Jamie Benn, throughout his career, has never been labeled a "playmaker". In the juniors, Benn had 121 goals and and 91 assists -- an obvious sign of his incredible ability to score goals at an incredible pace. Through his first two seasons, Benn's playmaking ability increased although most of that also had to do with who he was playing against. In two season in the NHL, Benn had 44 goals and 53 assists; not bad for a former fifth-round draft pick.
This season, Benn is on pace for just 20 goals...but is also on pace for 52 assists. It's an incredible turnaround in the dynamics of his offense and while those numbers are certainly impressive, they're more "Mike Ribeiro" than "Jamie Benn" and perhaps a bit too indicative of how much different his role is with the team this season.
In a perfect world, Benn would be able to slide over to wing and the Stars would have a center they could put on his line. In reality, the necessity that led to the Stars moving Benn to center in the first place is perhaps the exact same reason this won't work.
The Stars have found a balance in their top three lines that they seem set on, at least for now. Steve Ott, along with Mike Ribeiro and a revitalized Brenden Morrow, is enjoying growing success on the second line. Ideally, Ott would be the candidate to slide into that top center line and put Ribeiro back as the full time center between Morrow and Ryder. As we witnessed earlier this season, Ribeiro has struggled to maintain defensive responsibility without Ott -- who also provides an incredible ability to win faceoffs for that second line.
Unfortunately, it seems as though being able to move Benn to the wing isn't going to easily happen any time soon. With Benn and Eriksson still leading the team in points, it's also unlikely that Gultuzan and Nieuwendyk see it as a necessity and instead feel that Benn will continue to learn and grow as a center and will eventually find his groove.

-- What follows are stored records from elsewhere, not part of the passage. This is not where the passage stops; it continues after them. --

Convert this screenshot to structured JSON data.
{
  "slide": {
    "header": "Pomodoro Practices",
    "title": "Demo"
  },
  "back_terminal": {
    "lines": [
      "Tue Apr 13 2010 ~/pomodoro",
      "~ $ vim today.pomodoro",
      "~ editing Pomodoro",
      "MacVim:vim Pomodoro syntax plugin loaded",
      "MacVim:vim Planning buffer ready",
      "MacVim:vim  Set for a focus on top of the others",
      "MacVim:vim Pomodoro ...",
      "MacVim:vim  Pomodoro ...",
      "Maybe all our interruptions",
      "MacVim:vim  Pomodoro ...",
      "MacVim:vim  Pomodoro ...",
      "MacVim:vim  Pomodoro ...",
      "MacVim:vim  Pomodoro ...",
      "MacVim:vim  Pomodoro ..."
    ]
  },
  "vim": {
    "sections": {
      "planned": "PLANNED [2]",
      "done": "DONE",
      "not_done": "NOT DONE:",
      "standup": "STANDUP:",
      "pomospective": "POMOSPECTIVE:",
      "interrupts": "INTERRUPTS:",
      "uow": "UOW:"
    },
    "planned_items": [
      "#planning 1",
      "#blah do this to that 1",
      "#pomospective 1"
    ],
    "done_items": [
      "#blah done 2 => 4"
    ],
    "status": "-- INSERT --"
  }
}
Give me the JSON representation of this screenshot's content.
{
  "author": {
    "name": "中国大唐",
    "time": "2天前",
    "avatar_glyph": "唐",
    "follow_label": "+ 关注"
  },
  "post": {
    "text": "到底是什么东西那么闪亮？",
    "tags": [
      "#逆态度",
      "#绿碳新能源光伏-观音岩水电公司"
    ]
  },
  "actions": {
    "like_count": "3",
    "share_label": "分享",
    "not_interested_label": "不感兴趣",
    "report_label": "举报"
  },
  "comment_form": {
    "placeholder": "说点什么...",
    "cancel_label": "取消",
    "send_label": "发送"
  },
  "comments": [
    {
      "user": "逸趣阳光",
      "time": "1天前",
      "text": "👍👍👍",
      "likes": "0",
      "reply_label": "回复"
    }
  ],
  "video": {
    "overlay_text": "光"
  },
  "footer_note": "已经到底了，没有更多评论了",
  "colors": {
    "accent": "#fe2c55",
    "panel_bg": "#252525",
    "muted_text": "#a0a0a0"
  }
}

The problem here is that while the Stars are pushing Benn further along his development as a center, the Stars are still searching for some offensive balance. Benn and Eriksson are seeing the best the other team has to offer night after night and it's been a struggle at times for Benn to find the space he needs to really let his offensive creativity to shine. The fact that Benn is also shooting a career-low 8.2% is indicative of just how much this season has been a struggle for him to score consistently.
Jamie Benn is a long way from being the player he has the potential to be and perhaps it's that obvious potential that has some fans worried and concerned. Before this season, it was undeniable that many felt he was the future of this franchise but seeing his struggles at times this season in that role has been frustrating at best.
It's unfair, however, to truly judge Benn at this point in his career. He's a steady, hard working player who plays the game the right way and while there have been struggles, he is still this team's leading scorer. What the Stars need, however, is for Benn to find a way to take that next step and once again be that dominant forward we know he can be -- whether it's at wing or center.